Manifestante de televisión ruso atrapado en ‘guerra de información’

Manifestante de televisión ruso atrapado en ‘guerra de información’

Cuando la periodista rusa Marina Ovsyannikova irrumpió en una transmisión de televisión en vivo para denunciar la guerra en Ucrania, esperaba una reacción violenta de Rusia, pero no tanto del resto del mundo.

Tres meses después, ahora viviendo en el exilio, Ovsyannikova, de 43 años, tiene miedo de regresar a Rusia con sus dos hijos, de 11 y 17 años, por temor a ser arrojada directamente a la cárcel.

Pero también se enfrenta a una respuesta cada vez más hostil de Ucrania y Occidente, con críticos que la acusan de ser una espía que aún está incrustada en la maquinaria de propaganda rusa.

«Estoy en medio de esta guerra de información», dijo Ovsyannikova a la AFP en Berlín, donde da un discurso para la red Foro de Mujeres para la Economía y la Sociedad.

«Es una situación realmente muy difícil para mí. Nunca había esperado tales cosas después de mi protesta».

Ovsyannikova, de madre rusa y padre ucraniano en Odesa, estuvo hasta marzo trabajando como editora en el Canal Uno de Rusia.

Luego, en un truco que fue noticia en todo el mundo, irrumpió en el plató de su noticiero vespertino Vremya (Time) con un cartel hecho a mano que decía «No a la guerra» en inglés.

Fue un evento muy inusual en Rusia, donde los medios estatales están estrictamente controlados.

trabajo alemán

Fue detenida e interrogada durante 14 horas antes de ser liberada y se le ordenó pagar una multa de $280.

Pero bajo nuevas leyes draconianas, podría enfrentar más procesamiento y arriesgarse a pasar años en prisión.

El caso atrajo la atención internacional y generó alarma sobre la libertad de prensa en Rusia tras la decisión del presidente Vladimir Putin de enviar tropas a Ucrania.

Inmediatamente después de su protesta, Ovsyannikova fue aclamada como una heroína por Occidente e incluso consiguió un nuevo trabajo como corresponsal independiente para el periódico alemán. Muere Welt periódico.

Pero una vocera de Muere Welt dijo a la AFP que Ovsyannikova ya no trabaja para el periódico.

El arreglo «simplemente no encajaba en términos de colaboración concreta y procesos de trabajo diarios, que también eran nuevos para ambas partes», según fuentes editoriales.

A principios de junio, Ovsyannikova viajó a Ucrania con la intención de informar sobre la guerra para los medios rusos.

«Quería mostrarle a la gente rusa lo que realmente está sucediendo en Bucha… explicarle a la gente rusa lo que realmente está sucediendo en Ucrania, tal vez grabar una entrevista con [Ukrainian President Volodymyr] Zelensky», dijo.

‘Vacío absoluto’

“Los rusos viven ahora en un vacío absoluto. No tienen información verdadera porque todos los medios independientes en Rusia están bloqueados ahora. [there is] solo información del lado del Kremlin».

Pero se encontró con una ola de hostilidad por parte de los críticos que sospechan que todavía trabaja en secreto para Rusia.

“Los ucranianos no confían en su repentino cambio de opinión”, escribió en Twitter la periodista ucraniana Olga Tokariuk, becaria no residente del Centro para el Análisis de Políticas Europeas.

Desestimó las publicaciones de Ovsyannikova en las redes sociales desde la primera línea como «manipuladoras, incorrectas y condescendientes».

Ovsyannikova pasó gran parte de su infancia en Grozny, la capital de la provincia disidente de Chechenia.

«Cuando era niña, mi casa fue destruida en Grozny. Entonces, siento que entiendo lo que sienten ahora las mujeres y los niños ucranianos», dice.

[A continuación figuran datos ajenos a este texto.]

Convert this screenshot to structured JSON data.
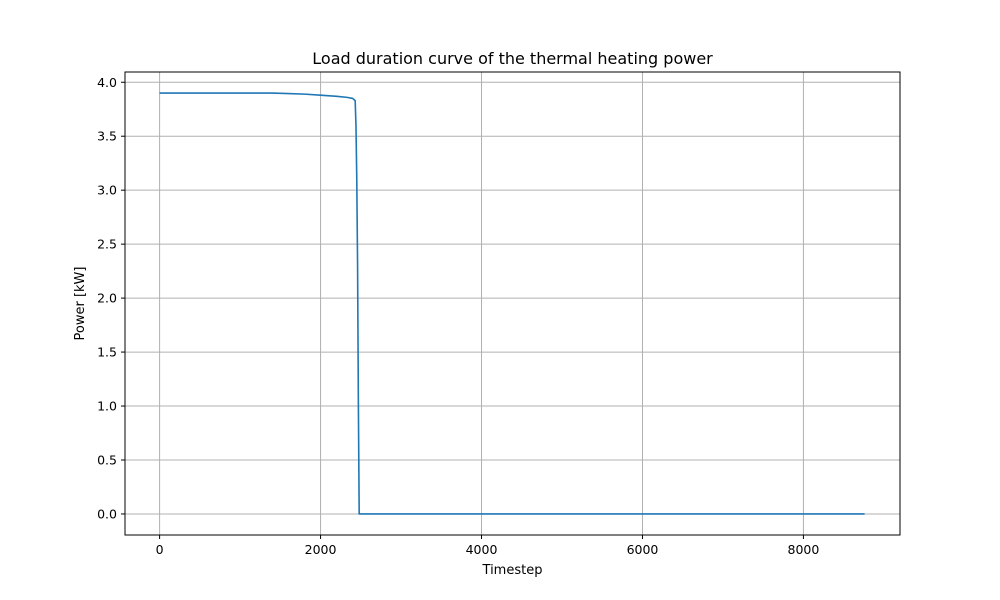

«Tal vez la gente de Ucrania tarde unos meses en empezar a entender [that there are also] buen pueblo ruso que protesta contra la guerra».

En cuanto a su propio futuro, está buscando un nuevo trabajo, pero por ahora, regresar a Rusia está fuera de discusión.

«Mis amigos me dicen, ‘¿preferirías veneno, un accidente automovilístico?'», bromea, y luego, al notar las caras de asombro en la habitación: «Sin humor en mi situación, creo que es imposible vivir».